Storkällan Interiors

I had a chance to visit the interiors of the Storkällan chapels today. The building from 1970 was designed by Wolfgang Huebner and is brutalist in a way that is quite rare in Sweden. Lewerentz work, which the building likely references, is to my mind completely different. Huebners building connects with industrial and technological themes whereas Lewerentz, in my reading, works with completely different and older source material.

The exterior of the chapels is a bit too industrial and over articulated in my view. The corten steel canopies are just a bit too large. It has some very nice moments like the way the glass reflects the forests and the corten towers, powerplant-like as they may be, are beautiful in shape, material and scale.

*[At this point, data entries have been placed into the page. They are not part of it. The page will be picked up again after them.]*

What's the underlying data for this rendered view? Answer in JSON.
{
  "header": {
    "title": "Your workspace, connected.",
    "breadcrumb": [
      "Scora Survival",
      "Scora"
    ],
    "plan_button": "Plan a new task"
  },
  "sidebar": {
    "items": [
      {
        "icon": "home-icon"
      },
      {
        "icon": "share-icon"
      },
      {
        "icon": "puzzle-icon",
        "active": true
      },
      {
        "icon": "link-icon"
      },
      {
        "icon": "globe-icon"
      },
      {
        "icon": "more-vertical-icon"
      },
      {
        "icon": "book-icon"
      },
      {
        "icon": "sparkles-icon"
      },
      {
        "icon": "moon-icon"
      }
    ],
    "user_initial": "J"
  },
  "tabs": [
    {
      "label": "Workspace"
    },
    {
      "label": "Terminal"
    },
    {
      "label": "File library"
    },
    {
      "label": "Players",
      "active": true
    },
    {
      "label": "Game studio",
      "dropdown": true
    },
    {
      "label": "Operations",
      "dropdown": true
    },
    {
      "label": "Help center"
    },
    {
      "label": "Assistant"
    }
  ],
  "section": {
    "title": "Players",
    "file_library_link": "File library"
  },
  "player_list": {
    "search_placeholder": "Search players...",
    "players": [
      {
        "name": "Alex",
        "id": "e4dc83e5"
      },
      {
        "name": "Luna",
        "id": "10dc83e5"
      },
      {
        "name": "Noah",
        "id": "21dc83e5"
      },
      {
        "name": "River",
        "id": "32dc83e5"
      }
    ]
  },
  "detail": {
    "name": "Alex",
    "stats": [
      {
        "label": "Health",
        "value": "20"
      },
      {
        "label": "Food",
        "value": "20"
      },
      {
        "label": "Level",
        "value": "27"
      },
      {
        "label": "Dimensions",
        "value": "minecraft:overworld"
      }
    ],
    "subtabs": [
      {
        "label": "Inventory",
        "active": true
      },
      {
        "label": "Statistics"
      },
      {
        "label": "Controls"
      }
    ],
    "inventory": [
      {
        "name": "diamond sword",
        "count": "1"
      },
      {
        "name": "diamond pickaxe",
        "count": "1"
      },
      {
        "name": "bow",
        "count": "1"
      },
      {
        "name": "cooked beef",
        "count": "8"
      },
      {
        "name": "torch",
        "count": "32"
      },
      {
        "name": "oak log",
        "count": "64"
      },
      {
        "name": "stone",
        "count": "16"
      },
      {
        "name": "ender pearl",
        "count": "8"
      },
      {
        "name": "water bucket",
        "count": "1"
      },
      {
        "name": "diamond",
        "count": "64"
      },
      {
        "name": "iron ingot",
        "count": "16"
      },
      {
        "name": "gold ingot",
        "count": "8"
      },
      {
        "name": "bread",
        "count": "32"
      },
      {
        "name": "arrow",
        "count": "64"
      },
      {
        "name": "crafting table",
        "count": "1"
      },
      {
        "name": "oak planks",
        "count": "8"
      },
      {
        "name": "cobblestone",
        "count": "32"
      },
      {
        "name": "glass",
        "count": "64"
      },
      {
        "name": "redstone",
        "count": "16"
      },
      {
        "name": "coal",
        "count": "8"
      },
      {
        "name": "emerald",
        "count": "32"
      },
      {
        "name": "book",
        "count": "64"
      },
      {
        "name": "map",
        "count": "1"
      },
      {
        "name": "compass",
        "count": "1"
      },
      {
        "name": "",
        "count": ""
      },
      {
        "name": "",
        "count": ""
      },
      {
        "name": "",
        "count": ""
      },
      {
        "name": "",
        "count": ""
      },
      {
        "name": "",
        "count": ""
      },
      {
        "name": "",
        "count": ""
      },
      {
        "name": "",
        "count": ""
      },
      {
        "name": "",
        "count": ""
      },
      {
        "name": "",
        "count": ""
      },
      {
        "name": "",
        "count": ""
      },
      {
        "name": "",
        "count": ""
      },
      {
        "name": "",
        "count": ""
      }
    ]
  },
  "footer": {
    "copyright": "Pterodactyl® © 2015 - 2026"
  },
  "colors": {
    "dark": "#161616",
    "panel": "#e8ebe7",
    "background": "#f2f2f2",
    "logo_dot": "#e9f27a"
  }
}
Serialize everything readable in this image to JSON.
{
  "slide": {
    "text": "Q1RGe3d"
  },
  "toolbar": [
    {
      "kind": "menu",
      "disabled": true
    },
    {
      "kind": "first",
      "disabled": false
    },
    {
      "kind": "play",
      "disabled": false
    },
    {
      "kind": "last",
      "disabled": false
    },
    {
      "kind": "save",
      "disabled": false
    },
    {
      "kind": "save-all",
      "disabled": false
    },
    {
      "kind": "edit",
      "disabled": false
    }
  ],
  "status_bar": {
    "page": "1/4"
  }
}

The interiors are really good. There's a lightness of touch lacking in the exteriors. Gold leaf is graphically applied directly to exposed corten. The flatness of detail works well with the way the rooms are shaped. The fold of the canopies are perhaps reccuring in other details one or two times to many, like when a degree students thinks architecture is about figuring out how to make the same figure appear in a project as many times as possible.

The furniture used to be leather, which dried out and has largely been replaced with an orange fabric. This is unfortunate and I think a better colour could have been picked. The windows in the chapels that stand on the floor were not part of the original design according to staff at the chapel.